Although most electrical engineers will understand basic circuit theory (that is the interactions of elements such as resistors, capacitors, diodes, transistors and inductors in a circuit), the theories employed by engineers generally depend upon the work they do. For example, quantum mechanics and solid state physics might be relevant to an engineer working on VLSI (the design of integrated circuits), but are largely irrelevant to engineers working with macroscopic electrical systems. Even circuit theory may not be relevant to a person designing telecommunication systems that use off-the-shelf components. Perhaps the most important technical skills for electrical engineers are reflected in university programs, which emphasize strong numerical skills, computer literacy and the ability to understand the technical language and concepts that relate to electrical engineering.
A wide range of instrumentation is used by electrical engineers. For simple control circuits and alarms, a basic multimeter measuring voltage, current and resistance may suffice. Where time-varying signals need to be studied, the oscilloscope is also an ubiquitous instrument. In RF engineering and high frequency telecommunications spectrum analyzers and network analyzers are used. In some disciplines safety can be a particular concern with instrumentation. For instance medical electronics designers must take into account that much lower voltages than normal can be dangerous when electrodes are directly in contact with internal body fluids. Power transmission engineering also has great safety concerns due to the high voltages used; although voltmeters may in principle be similar to their low voltage equivalents, safety and calibration issues make them very different.
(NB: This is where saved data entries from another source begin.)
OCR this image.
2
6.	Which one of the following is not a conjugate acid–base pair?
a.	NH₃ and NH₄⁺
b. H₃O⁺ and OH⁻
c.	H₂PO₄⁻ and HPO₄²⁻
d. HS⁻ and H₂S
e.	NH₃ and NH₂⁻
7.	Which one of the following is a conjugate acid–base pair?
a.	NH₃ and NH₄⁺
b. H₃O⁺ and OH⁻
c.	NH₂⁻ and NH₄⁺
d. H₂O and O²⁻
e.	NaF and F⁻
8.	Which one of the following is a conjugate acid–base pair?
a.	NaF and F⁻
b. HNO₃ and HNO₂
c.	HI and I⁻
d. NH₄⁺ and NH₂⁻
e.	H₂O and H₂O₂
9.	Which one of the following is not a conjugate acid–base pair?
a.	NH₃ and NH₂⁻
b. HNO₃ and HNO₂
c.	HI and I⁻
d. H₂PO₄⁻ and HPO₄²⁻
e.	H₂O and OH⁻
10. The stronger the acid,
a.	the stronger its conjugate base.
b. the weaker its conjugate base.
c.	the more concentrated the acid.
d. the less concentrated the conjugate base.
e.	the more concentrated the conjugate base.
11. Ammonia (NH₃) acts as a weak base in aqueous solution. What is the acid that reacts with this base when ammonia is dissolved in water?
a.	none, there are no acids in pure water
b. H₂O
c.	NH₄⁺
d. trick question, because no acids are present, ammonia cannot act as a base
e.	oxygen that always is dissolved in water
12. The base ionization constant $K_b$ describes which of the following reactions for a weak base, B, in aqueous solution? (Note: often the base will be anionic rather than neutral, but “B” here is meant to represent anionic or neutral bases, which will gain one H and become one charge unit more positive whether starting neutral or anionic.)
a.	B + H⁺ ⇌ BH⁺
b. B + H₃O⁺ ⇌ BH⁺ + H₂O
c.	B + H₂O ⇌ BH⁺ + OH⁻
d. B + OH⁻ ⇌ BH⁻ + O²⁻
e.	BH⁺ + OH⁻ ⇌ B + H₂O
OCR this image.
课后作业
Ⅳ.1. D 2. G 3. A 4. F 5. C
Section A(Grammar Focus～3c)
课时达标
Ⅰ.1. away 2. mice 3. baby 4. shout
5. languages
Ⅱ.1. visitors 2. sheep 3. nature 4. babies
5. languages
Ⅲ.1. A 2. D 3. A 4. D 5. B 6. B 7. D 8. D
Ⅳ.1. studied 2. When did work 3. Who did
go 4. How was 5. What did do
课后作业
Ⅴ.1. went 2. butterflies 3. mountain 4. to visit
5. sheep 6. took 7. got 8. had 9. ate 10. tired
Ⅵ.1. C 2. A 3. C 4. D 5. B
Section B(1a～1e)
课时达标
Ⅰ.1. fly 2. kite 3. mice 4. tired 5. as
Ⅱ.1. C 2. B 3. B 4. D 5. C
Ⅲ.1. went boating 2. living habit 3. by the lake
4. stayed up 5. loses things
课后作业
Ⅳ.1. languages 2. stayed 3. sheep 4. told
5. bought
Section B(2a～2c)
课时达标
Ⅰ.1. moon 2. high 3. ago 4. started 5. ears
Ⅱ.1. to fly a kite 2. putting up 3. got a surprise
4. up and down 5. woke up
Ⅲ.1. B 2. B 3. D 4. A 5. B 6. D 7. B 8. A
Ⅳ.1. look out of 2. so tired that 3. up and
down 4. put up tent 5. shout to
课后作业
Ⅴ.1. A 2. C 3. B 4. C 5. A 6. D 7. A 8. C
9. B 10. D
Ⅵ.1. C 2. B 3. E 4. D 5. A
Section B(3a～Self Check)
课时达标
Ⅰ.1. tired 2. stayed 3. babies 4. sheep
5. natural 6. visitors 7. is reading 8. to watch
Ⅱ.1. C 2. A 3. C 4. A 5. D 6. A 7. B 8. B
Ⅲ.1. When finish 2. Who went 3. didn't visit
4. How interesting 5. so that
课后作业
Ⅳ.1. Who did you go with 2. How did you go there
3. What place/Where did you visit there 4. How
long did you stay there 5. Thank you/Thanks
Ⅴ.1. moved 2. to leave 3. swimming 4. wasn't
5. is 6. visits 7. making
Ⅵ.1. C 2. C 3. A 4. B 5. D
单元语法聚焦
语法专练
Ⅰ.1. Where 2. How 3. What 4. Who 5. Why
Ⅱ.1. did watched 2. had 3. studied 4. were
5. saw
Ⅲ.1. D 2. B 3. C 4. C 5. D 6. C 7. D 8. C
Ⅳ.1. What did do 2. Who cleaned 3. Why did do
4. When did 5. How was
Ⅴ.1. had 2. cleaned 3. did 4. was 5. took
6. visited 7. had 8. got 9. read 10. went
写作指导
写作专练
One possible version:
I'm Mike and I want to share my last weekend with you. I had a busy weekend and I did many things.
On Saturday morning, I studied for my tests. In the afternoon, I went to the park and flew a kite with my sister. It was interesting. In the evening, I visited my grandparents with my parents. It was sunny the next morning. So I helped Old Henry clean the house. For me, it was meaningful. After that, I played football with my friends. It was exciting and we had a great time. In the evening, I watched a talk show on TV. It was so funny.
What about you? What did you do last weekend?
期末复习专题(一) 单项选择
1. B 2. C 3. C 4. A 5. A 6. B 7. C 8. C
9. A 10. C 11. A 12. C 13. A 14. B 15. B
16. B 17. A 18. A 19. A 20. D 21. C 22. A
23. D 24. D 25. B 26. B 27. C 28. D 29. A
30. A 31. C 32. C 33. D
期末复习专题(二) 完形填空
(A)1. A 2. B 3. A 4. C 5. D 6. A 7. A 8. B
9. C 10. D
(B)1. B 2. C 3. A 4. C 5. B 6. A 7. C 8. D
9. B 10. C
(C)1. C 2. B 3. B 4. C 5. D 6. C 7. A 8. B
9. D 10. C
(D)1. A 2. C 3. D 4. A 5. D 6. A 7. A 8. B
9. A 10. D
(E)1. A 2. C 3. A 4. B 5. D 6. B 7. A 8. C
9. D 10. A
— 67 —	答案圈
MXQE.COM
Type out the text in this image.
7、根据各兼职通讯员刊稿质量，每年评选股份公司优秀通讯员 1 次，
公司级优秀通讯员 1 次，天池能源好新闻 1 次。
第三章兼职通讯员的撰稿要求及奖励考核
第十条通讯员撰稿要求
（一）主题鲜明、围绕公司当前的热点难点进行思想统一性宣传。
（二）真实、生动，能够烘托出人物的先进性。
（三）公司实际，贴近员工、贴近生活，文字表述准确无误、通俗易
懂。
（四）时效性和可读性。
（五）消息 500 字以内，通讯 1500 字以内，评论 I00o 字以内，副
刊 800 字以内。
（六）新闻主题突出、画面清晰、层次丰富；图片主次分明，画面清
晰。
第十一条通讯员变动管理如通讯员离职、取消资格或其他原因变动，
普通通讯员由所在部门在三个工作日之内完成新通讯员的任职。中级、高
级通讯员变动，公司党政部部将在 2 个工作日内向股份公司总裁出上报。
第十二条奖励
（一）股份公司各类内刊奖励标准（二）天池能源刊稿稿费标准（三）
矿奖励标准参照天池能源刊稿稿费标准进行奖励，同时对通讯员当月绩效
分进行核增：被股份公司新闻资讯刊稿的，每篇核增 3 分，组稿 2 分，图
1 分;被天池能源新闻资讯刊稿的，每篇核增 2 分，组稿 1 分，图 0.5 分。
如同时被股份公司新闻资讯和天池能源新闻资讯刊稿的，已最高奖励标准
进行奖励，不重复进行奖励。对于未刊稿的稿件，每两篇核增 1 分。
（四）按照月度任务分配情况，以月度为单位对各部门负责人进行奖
Many disciplines of electrical engineering use tests specific to their discipline. Audio electronics engineers use audio test sets consisting of a signal generator and a meter, principally to measure level but also other parameters such as harmonic distortion and noise. Likewise information technology engineers have their own test sets, often specific to a particular data format, and the same is true of television broadcasting.
For many engineers, technical work accounts for only a fraction of the work they do. A lot of time may also be spent on tasks such as discussing proposals with clients, preparing budgets and determining project schedules. Many senior engineers manage a team of technicians or other engineers and for this reason project management skills are important. Most engineering projects involve some form of documentation and strong written communication skills are therefore very important.
The workplaces of electrical engineers are just as varied as the types of work they do. Electrical engineers may be found in the pristine lab environment of a fabrication plant, the offices of a consulting firm or on site at a mine. During their working life, electrical engineers may find themselves supervising a wide range of individuals including scientists, electricians, computer programmers and other engineers.
Electrical engineering has an intimate relationship with the physical sciences. For instance the physicist Lord Kelvin played a major role in the engineering of the first transatlantic telegraph cable. Conversely, the engineer Oliver Heaviside produced major work on the mathematics of transmission on telegraph cables.Electrical engineers are often required on major science projects. For instance, large particle accelerators such as CERN need electrical engineers to deal with many aspects of the project: from the power distribution, to the instrumentation, to the manufacture and installation of the superconducting electromagnets.